此外,本文中讨论的 GAN 架构相对简单。 您可以通过集成先进技术或使用语言模型嵌入 (LLM) 而不是基本的神经网络嵌入来使其变得更加复杂。此外,调整嵌入大小等参数可以显著影响模型的有效性。
本文选自:levelup.gitconnected 作者:Fareed Khan 翻译&编辑:猫先生
引 言
OpenAI 的 Sora、Stability AI 的 Stable Video Diffusion 以及许多其他已经出现或未来将出现的文本到视频模型都是继大型语言模型(LLM)之后的 2024 年最流行的人工智能趋势之一。
在本文中,将从头开始构建一个小型文本到视频模型。

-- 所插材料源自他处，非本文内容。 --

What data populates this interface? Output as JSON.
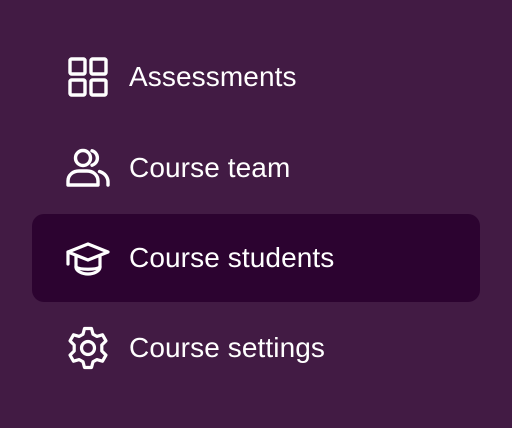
{
  "sidebar": {
    "items": [
      {
        "label": "Assessments",
        "icon": "grid-icon",
        "active": false
      },
      {
        "label": "Course team",
        "icon": "users-icon",
        "active": false
      },
      {
        "label": "Course students",
        "icon": "graduation-cap-icon",
        "active": true
      },
      {
        "label": "Course settings",
        "icon": "gear-icon",
        "active": false
      }
    ]
  },
  "colors": {
    "background": "#421B44",
    "active_background": "#2C0330",
    "text": "#FFFFFF"
  }
}
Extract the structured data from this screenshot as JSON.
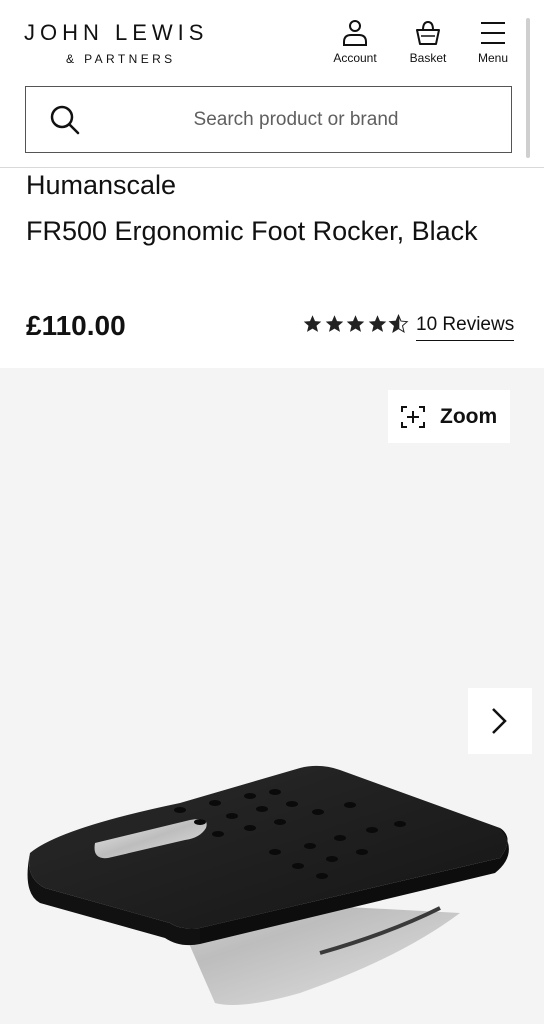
{
  "header": {
    "logo_line1": "JOHN LEWIS",
    "logo_line2": "& PARTNERS",
    "account_label": "Account",
    "basket_label": "Basket",
    "menu_label": "Menu"
  },
  "search": {
    "placeholder": "Search product or brand"
  },
  "product": {
    "brand": "Humanscale",
    "title": "FR500 Ergonomic Foot Rocker, Black",
    "price": "£110.00",
    "rating": 4.5,
    "reviews_link": "10 Reviews"
  },
  "gallery": {
    "zoom_label": "Zoom"
  },
  "icons": {
    "account": "account-icon",
    "basket": "basket-icon",
    "menu": "menu-icon",
    "search": "search-icon",
    "zoom": "zoom-icon",
    "next": "chevron-right-icon"
  },
  "colors": {
    "text": "#111111",
    "gallery_background": "#f4f4f4",
    "product_black": "#1e1e1e",
    "product_steel": "#c9c9c9"
  }
}
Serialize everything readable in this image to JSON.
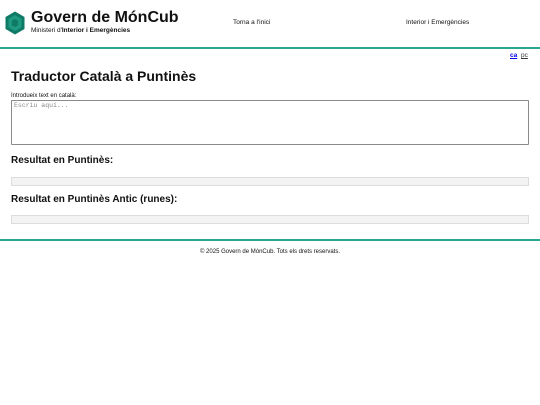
{
  "header": {
    "title": "Govern de MónCub",
    "subtitle_prefix": "Ministeri d'",
    "subtitle_bold": "Interior i Emergències",
    "logo_icon": "hexagon-logo-icon",
    "logo_color": "#0f7a66",
    "nav": {
      "home_label": "Torna a l'inici",
      "ministry_label": "Interior i Emergències"
    }
  },
  "accent_color": "#25a88f",
  "language": {
    "options": [
      "ca",
      "pc"
    ],
    "selected": "ca"
  },
  "main": {
    "title": "Traductor Català a Puntinès",
    "input_label": "Introdueix text en català:",
    "input_placeholder": "Escriu aquí...",
    "input_value": "",
    "result_title": "Resultat en Puntinès:",
    "result_value": "",
    "runes_title": "Resultat en Puntinès Antic (runes):",
    "runes_value": ""
  },
  "footer": {
    "text": "© 2025 Govern de MónCub. Tots els drets reservats."
  }
}
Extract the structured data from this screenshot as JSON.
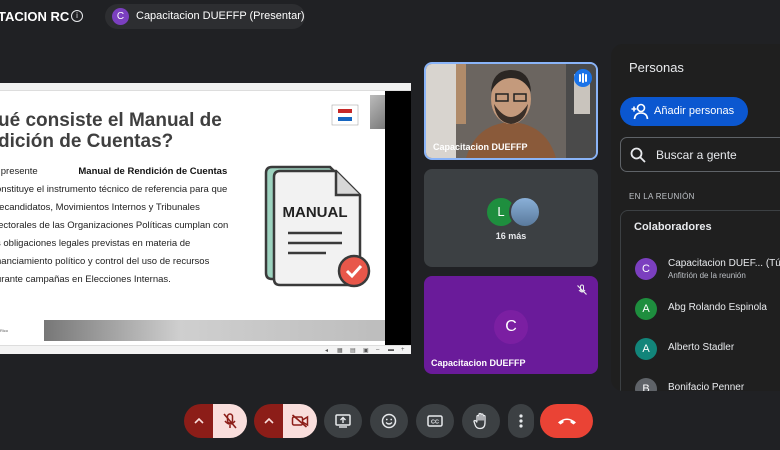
{
  "topbar": {
    "meeting_title": "TACION RC",
    "presenter_initial": "C",
    "presenting_label": "Capacitacion DUEFFP (Presentar)"
  },
  "slide": {
    "title_line1": "ué consiste el Manual de",
    "title_line2": "dición de Cuentas?",
    "body_prefix": "l presente",
    "body_bold": "Manual de Rendición de Cuentas",
    "body_lines": [
      "onstituye el instrumento técnico de referencia para que",
      "recandidatos, Movimientos Internos y Tribunales",
      "lectorales de las Organizaciones Políticas cumplan con",
      "s obligaciones legales previstas en materia de",
      "nanciamiento político y control del uso de recursos",
      "urante campañas en Elecciones Internas."
    ],
    "doc_label": "MANUAL",
    "footer_text": "Rico"
  },
  "tiles": {
    "main_name": "Capacitacion DUEFFP",
    "others_initial": "L",
    "others_count": "16 más",
    "self_initial": "C",
    "self_name": "Capacitacion DUEFFP"
  },
  "panel": {
    "title": "Personas",
    "add_people": "Añadir personas",
    "search_placeholder": "Buscar a gente",
    "section": "EN LA REUNIÓN",
    "group_title": "Colaboradores",
    "people": [
      {
        "initial": "C",
        "name": "Capacitacion DUEF...  (Tú)",
        "subtitle": "Anfitrión de la reunión",
        "color": "#7b3fbf"
      },
      {
        "initial": "A",
        "name": "Abg Rolando Espinola",
        "subtitle": "",
        "color": "#1e8e3e"
      },
      {
        "initial": "A",
        "name": "Alberto Stadler",
        "subtitle": "",
        "color": "#12857a"
      },
      {
        "initial": "B",
        "name": "Bonifacio Penner",
        "subtitle": "",
        "color": "#5f6368"
      }
    ]
  },
  "colors": {
    "accent": "#8ab4f8",
    "primary_button": "#0b57d0",
    "end_call": "#ea4335",
    "muted_red": "#8c1d18",
    "muted_pink": "#f9dedc"
  }
}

输入一个文本提示,我们训练的模型将根据该提示生成一个视频。
本项目代码已整理并放到GitHub存储库(欢迎Star):https://github.com/AI-mzq/From-Zero-to-AGI.git
我们将要做什么?
将遵循与传统机器学习或深度学习模型类似的方法,在数据集上进行训练,然后在未见过的数据上进行测试。
在文本到视频的背景下,假设有一个包含 10 万个狗捡球和猫追老鼠视频的训练数据集。我们将训练 T2V 模型来生成猫捡球或狗追老鼠的视频。那么,方法架构如下图所示:
总体架构
我们将使用 GAN(生成对抗网络)架构来创建我们的模型,而不是 OpenAI Sora 使用的扩散模型(Diffusion Model)。
我尝试使用扩散模型,但由于内存要求而崩溃!资源充足者可尝试,原理是类似的,只是将GAN换成了扩散模型。
另一方面,GAN 的训练和测试更容易、更快捷。
什么是GAN?
理解 GAN 架构很重要,因为本例的大部分架构都依赖于它。让我们一起来探讨它是什么、它的组件等等。
生成对抗网络 (GAN) 是一种深度学习模型,其中两个神经网络(生成器和判别器)相互竞争:一个从给定的数据集中创建新数据(如图像或音乐),另一个尝试判断数据是真是假。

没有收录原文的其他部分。